Here is our Jeep, sporting a clamp or boot as they say in America. Shortly before we left America, I parked in a virtually deserted parking lot while nipping in to the dry cleaner’s and this was the result – an immobilized automobile and a heavy handed flyer from a crooked little weasel called Freddy, who had allowed me a full two minutes before booting me and demanding $70.
Informing utility companies of our impending departure was, of course, anything but straightforward. Several demanded we terminate our accounts by writing letters – nothing as new age as a telephone call or email would do. Numerous outfits owed us money, but the idea of wiring us funds into our account or giving us a rebate onto a credit card was an alien concept – we would receive checks instead. In fact, one check arrived with us only last week, four months after we left the country.
Over the years, I have vacated more rentals than I can count and I am familiar with last minute nightmares rearing their ugly heads. Landlords, in my experience, have very different ideas about what constitutes general wear and tear. Sometimes you get lucky. But when cute animal stickers are peeled off a wall at the end of a tenancy and savagely take most of a playroom wall away with them, you don’t have a hope in hell.
And so it was that our last weekend in America was spent, not sunning ourselves on the beach sipping rosé with friends as we had hoped, but frantically sanding, priming and painting the sad and sorry looking playroom, in an attempt to restore it to its former glory.
Certain, miracle working friends have been known to clean their rental houses themselves at the end of their tenancies. I knew that this would finish me off, so I found a cleaner, a cheery chap called Francisco who gave an enthusiastic spiel about his exemplary cleaning record. I knew nothing about him, having just spotted a billboard advertising his services parked in our neighbors’ front yard. But Francisco would be just perfect, I knew it. I booked him for the day of the great house key handover with the landlord and heaved a great sigh of relief when he turned up with a team of cleaners.

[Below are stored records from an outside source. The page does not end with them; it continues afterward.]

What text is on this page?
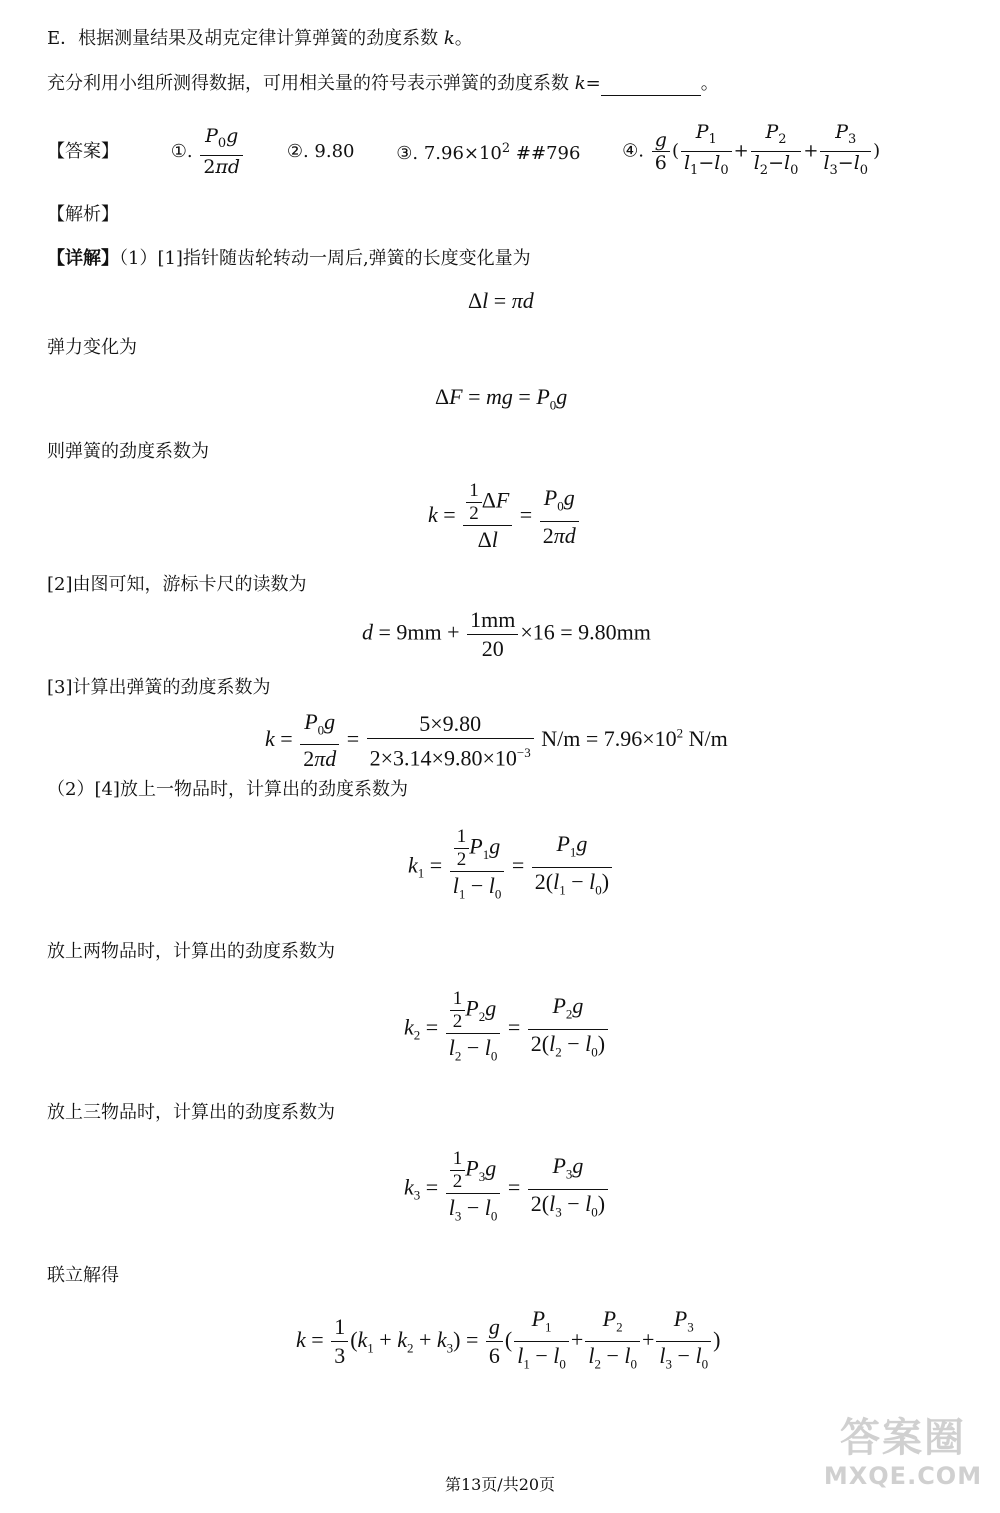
E．根据测量结果及胡克定律计算弹簧的劲度系数 k。
充分利用小组所测得数据，可用相关量的符号表示弹簧的劲度系数 k=	。
【答案】	①. $\frac{P_0g}{2\pi d}$ ②. 9.80 ③. $7.96\times 10^2$ ##796 ④. $\frac{g}{6}$ ( $\frac{P_1}{l_1-l_0} + \frac{P_2}{l_2-l_0} + \frac{P_3}{l_3-l_0}$ )
【解析】
【详解】（1）[1]指针随齿轮转动一周后,弹簧的长度变化量为
Δl = πd
弹力变化为
ΔF = mg = $P_0g$
则弹簧的劲度系数为
$k = \frac{\frac{1}{2} \Delta F}{\Delta l} = \frac{P_0g}{2\pi d}$
[2]由图可知，游标卡尺的读数为
$d = 9mm + \frac{1mm}{20} \times 16 = 9.80mm$
[3]计算出弹簧的劲度系数为
$k = \frac{P_0g}{2\pi d} = \frac{5\times 9.80}{2\times 3.14\times 9.80\times 10^{-3}} N/m = 7.96\times 10^2$ N/m
（2）[4]放上一物品时，计算出的劲度系数为
$k_1 = \frac{\frac{1}{2} P_1g}{l_1 - l_0} = \frac{P_1g}{2(l_1 - l_0)}$
放上两物品时，计算出的劲度系数为
$k_2 = \frac{\frac{1}{2} P_2g}{l_2 - l_0} = \frac{P_2g}{2(l_2 - l_0)}$
放上三物品时，计算出的劲度系数为
$k_3 = \frac{\frac{1}{2} P_3g}{l_3 - l_0} = \frac{P_3g}{2(l_3 - l_0)}$
联立解得
$k = \frac{1}{3} (k_1 + k_2 + k_3) = \frac{g}{6}$ ( $\frac{P_1}{l_1 - l_0} + \frac{P_2}{l_2 - l_0} + \frac{P_3}{l_3 - l_0}$ )
第13页/共20页
答案圈
MXQE.COM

When I returned home at the end of the day to see the fruits of Francisco’s labors, armed with a pile of dollar bills for him, I was aghast. He and his helpers hadn’t touched the refrigerator, the freezer or the range. Surely it was a given that outgoing tenants could expect these to be left sparkling? Oh no, Francisco smugly informed me. These were extras, they weren’t included in the original quote. Baffled, I put myself to work, scrubbing furiously with sponges, scourers and Lysol. We had under an hour until the landlord would arrive for the handover and it wasn’t looking good.
Meanwhile, out in the garden, Henry, whom I had summoned back from work with a frantic SOS call, was attempting to get the back yard into some sort of order. We had always been in the minority choosing to do the landscaping ourselves. Everyone has a landscaper in Rye, the idea of mowing one’s own lawn or weeding one’s flower beds is anathema to most.
Unfortunately, we had done minimal gardening over the past few months and the garden was a sorry sight. The removal of the trampoline several days earlier had left an arid patch of brown which Henry had covered with grass seed and was assiduously watering. The flower beds, which had always been devoid of flowers, had recently attracted a reckless rash of weeds. Now, with moments to spare, we tore out as many of the weeds as we could and dumped sack after sack of black mulch on the beds. Miraculously the end result was surprisingly good.
And who’d have thought it? – after all that stress, our Irish landlord declared that she was delighted with the state of the house. We handed over the house keys and with light hearts, skipped off to Rye’s only hotel, The Courtyard Marriott, for our final few nights in America.
Nothing is easy, but who wants nothing?
Well, Trump, I wouldn’t normally quote you, but, for once, I will. You have a point.